As I worked on compiling the items for my portfolio, I discovered that choosing what I wanted to include was not as difficult as I thought it would be. While there are many pieces that I could have selected, the ones that I wrote about in my Annotated Table of Contents all represent my education as a writer.
It was clear early on what these pieces said about me as a writer. I do my best writing, my most meaningful writing, when I take risks as a writer and as a thinker. The only exception is the Thank You notes that I wrote as a child with my mother. While I didn’t take any risks as a writer because my mother helped me with what to write, by modeling the composing process, my mother enabled me to know how to take risks in the future.
Other than the Thank You notes, the other pieces do represent some sort of risk that I’ve taken: even though I liked my idea for my Shakespeare paper and I thought I was onto something, I didn’t know if my professor would agree; both pieces for my Reading Nonfiction class were experimental and pushed me outside my comfort zones as a writer; it was a gamble to share personal writing with my students, but it paid off by enabling them to dig deeper to add more personal insight into their own writing; the Writing Strategies Menu that I’m continuously working on is a also a risk because I don’t know if it will actually work the way I want it to; and the poem I wrote was more of an intellectual risk because I tried my hand at poetry.
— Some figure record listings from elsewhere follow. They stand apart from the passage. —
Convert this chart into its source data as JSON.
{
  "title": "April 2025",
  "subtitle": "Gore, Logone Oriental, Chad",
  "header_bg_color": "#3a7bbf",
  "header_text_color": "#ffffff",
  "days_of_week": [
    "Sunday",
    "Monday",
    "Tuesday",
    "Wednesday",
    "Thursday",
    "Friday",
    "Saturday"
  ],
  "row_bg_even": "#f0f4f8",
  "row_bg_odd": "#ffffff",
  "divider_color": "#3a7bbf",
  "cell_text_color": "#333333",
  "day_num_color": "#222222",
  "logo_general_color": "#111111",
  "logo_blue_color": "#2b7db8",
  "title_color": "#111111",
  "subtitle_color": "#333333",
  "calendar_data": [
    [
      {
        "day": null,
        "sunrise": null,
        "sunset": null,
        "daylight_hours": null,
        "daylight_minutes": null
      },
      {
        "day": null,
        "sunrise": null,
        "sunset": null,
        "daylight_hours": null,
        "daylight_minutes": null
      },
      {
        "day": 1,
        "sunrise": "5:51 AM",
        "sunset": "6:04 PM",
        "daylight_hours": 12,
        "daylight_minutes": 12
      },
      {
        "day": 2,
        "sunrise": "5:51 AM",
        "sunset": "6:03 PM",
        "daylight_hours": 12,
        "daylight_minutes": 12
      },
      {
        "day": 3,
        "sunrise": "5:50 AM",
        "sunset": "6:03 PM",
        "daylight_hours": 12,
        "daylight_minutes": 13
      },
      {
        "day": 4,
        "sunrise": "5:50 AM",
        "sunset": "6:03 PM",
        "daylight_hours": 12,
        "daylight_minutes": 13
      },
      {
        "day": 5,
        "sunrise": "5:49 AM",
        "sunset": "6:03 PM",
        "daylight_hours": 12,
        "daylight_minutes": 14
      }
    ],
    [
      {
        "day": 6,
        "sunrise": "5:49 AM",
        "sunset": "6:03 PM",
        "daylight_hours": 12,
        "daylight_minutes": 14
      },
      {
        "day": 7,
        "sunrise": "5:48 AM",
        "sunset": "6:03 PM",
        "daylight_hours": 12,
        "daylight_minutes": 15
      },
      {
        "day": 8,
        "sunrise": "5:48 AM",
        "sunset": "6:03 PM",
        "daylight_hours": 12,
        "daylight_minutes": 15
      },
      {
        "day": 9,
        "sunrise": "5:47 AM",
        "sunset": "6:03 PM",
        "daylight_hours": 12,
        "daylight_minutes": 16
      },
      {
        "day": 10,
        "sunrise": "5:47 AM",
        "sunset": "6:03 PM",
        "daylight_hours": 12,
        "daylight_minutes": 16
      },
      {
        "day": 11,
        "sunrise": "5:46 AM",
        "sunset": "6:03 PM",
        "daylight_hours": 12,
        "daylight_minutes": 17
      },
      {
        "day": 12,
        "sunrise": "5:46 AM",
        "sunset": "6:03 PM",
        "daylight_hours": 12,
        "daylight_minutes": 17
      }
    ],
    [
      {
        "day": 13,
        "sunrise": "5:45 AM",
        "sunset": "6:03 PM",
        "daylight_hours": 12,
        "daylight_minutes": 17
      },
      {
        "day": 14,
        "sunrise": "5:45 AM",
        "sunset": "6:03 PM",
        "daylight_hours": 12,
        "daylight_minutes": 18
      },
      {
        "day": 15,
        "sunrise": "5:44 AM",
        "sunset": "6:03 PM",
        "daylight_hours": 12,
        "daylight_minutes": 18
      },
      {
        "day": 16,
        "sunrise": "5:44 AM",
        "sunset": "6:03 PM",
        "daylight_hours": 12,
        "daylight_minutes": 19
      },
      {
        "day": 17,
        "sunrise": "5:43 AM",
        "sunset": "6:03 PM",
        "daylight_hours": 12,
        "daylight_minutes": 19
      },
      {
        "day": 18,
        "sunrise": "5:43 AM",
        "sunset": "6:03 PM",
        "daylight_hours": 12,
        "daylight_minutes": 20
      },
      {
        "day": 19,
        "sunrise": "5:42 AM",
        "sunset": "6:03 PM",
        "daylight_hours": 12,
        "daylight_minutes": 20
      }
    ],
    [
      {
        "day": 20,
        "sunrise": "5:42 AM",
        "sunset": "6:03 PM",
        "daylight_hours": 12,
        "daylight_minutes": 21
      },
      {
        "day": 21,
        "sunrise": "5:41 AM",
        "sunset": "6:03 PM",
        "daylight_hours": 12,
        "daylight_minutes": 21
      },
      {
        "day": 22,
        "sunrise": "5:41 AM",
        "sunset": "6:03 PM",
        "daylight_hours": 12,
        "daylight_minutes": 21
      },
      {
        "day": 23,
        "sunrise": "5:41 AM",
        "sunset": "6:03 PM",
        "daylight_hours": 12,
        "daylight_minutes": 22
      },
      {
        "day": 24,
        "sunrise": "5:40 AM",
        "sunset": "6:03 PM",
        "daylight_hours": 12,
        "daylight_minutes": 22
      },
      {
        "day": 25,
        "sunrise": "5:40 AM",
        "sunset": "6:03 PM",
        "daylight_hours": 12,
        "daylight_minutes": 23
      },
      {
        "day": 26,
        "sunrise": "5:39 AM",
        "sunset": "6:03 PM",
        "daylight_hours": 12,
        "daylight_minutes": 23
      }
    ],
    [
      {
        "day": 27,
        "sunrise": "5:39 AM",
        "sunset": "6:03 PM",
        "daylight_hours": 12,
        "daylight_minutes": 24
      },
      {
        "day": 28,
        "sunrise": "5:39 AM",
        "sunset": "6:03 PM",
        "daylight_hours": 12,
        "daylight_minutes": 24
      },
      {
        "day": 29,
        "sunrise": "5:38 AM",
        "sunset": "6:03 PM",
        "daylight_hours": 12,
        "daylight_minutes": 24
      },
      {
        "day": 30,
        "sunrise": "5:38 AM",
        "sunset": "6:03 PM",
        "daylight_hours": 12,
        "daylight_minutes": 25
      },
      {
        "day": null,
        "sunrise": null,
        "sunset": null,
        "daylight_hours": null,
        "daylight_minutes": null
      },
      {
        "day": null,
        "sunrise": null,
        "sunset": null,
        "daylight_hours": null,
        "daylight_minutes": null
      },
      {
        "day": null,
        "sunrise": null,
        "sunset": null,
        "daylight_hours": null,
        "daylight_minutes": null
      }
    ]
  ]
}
Whether any of these writing efforts were successful in the traditional sense doesn’t really matter to me. What matters is that I learned something about myself as a person and as a writer through each of them, which is something I want to recreate for my students. It is difficult to take risks and students are often reluctant to do so. I hope that through sharing my own experiences and my own writing with my students, that they will feel emboldened to try risks in their writing.